This paper aims to investigate the chaotic and nonlinear resonant behaviors of a dielectric elastomer-based microbeam resonator, incorporating material and geometric nonlinearities. The von Kármán strain-displacement equation is utilized to model the geometric nonlinearity. Material nonlinearity is described via the hyperelastic Gent model and Neo-Hookean constitutive law. The applied electrical loading to the elastomer includes both static and sinusoidal voltages. The governing equations of motion are formulated based on an energy approach and generalized Hamilton’s principle. Employing a single-mode Galerkin technique, the governing equations are obtained only in terms of time derivatives. The governing ordinary differential equations are solved by means of the multiple scale method and a time-integration-based solver. The nonlinear resonance characteristics are explored through the frequency-amplitude plots. The nonlinear oscillations of the system are analyzed making use of visual techniques such as phase plane diagram, Poincaré section and time history, and fast Fourier transform. Based on the results obtained, the resonant behavior is the hardening type. The vibration of the dielectric elastomer based-microbeam is the quasiperiodic response.
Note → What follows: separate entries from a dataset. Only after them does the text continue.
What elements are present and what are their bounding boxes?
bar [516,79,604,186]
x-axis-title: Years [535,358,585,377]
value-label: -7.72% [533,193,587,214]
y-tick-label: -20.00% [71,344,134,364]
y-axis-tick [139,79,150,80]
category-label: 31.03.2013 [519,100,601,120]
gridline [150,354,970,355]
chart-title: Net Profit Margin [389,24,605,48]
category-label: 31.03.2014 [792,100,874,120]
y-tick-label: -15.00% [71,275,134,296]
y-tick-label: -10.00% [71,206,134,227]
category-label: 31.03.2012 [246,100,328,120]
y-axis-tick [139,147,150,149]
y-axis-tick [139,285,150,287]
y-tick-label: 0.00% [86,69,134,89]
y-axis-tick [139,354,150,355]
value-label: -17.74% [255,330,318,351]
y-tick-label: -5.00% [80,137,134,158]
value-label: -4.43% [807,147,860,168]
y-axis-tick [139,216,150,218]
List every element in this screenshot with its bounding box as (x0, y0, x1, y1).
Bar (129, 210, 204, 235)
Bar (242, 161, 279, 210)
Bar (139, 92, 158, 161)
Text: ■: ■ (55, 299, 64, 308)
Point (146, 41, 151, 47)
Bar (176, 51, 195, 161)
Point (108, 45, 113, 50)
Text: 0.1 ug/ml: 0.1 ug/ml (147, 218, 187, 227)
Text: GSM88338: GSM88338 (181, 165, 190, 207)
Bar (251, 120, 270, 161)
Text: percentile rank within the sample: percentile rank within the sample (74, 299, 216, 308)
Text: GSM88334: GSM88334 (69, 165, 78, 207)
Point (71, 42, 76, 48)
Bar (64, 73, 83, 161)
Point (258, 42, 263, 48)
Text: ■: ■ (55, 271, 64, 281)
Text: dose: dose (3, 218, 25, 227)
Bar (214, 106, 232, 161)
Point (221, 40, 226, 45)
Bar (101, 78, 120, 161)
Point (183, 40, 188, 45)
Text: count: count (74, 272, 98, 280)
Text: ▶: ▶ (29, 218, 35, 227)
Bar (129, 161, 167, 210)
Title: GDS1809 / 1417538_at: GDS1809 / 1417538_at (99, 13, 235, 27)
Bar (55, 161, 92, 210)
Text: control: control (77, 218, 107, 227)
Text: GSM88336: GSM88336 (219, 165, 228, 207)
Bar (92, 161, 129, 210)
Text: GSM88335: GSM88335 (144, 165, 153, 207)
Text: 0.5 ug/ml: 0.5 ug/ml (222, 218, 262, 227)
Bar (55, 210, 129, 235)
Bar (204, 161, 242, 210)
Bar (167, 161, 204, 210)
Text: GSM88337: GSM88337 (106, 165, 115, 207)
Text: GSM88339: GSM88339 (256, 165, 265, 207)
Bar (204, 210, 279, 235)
本文旨在研究基于介电弹性体的微梁谐振器的混沌和非线性谐振行为，结合材料和几何非线性。von Kármán 应变-位移方程用于对几何非线性进行建模。材料非线性通过超弹性根特模型和新胡克本构定律进行描述。施加到弹性体的电负载包括静态和正弦电压。运动控制方程是基于能量方法和广义哈密顿原理制定的。采用单模伽辽金技术，控制方程仅根据时间导数获得。控制常微分方程通过多尺度方法和基于时间积分的求解器求解。通过频率-幅度图探索非线性谐振特性。利用相平面图、庞加莱截面和时程以及快速傅立叶变换等视觉技术分析了系统的非线性振荡。根据获得的结果，共振行为是硬化类型。基于介电弹性体的微梁的振动是准周期响应。